Dr. Pitman: Before proceeding with the formulation of the treatment
plan for this lesion, the presence of a second primary carcinoma or distant
metastasis must be ruled out. What further studies should be obtained for
Jennifer R. Grandis, MD: The lung and esophagus are among the
most common sites of second primary tumors in patients with upper aerodigestive
tract squamous cell carcinoma.
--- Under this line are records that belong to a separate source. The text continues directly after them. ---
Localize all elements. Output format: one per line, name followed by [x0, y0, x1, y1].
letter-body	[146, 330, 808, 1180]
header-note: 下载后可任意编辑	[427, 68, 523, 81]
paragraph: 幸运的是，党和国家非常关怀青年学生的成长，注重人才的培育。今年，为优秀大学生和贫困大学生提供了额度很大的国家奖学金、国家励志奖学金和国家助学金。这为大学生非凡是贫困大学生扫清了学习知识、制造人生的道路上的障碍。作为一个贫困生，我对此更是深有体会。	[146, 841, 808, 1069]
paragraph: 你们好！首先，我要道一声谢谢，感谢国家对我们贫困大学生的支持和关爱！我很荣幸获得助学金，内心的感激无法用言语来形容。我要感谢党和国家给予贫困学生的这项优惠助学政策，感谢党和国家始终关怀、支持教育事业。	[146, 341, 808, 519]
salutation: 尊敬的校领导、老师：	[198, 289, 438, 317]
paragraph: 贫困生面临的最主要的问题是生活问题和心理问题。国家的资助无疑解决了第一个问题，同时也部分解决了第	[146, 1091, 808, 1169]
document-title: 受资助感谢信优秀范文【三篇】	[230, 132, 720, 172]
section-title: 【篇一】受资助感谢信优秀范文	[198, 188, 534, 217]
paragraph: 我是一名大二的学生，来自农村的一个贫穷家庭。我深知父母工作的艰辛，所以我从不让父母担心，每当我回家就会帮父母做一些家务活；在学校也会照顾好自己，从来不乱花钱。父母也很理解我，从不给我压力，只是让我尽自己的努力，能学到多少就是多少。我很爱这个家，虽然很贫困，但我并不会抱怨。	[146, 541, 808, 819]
These tumors would be discovered by radiographic
studies, such as a barium swallow and chest radiograph. Examination under
anesthesia and direct laryngoscopy are also performed. I do not routinely
do bronchoscopy to rule out endobronchial primaries. Distant metastases
are relatively uncommon, and the most likely location is the chest.
Dr. Pitman: Do you think that flexible fiberoptic laryngoscopy
performed in the office is satisfactory for an endoscopic examination,
or do you need to repeat the examination in the operating room?
David E. Eibling, MD: The answer to that question, I think, depends
on the patient. I occasionally perform flexible fiberoptic laryngoscopy
in the office. However, I routinely repeat it in the operating room, although
the question of whether this is necessary is valid. In some cases, you
really are less able to examine certain areas, such as the post-cricoid
area and pyriform sinus, in the office; these are best seen in the operating
Dr. Johnson: I would still repeat laryngoscopy, in part, because
I agree that you probably see some areas, such as the pyriform sinus, better
directly than indirectly. I also do esophagoscopy in the operating room.
Since I am doing endoscopy, it seems appropriate to look both places, but
I have wondered if that is necessary because we have already done flexible
endoscopy in the office and billed for it.
Eugene N. Myers, MD: I think that the two examinations are complementary,
and I do not exclude either one. The only way to evaluate vocal cord movement
is in the office when the patient is awake. Often, because of a tumor that
is either bulky or exophytic and hangs over the glottis or into the pyriform
sinus where there is a lot of edema, you really do not obtain an accurate
view of the extent of the tumor on an office examination.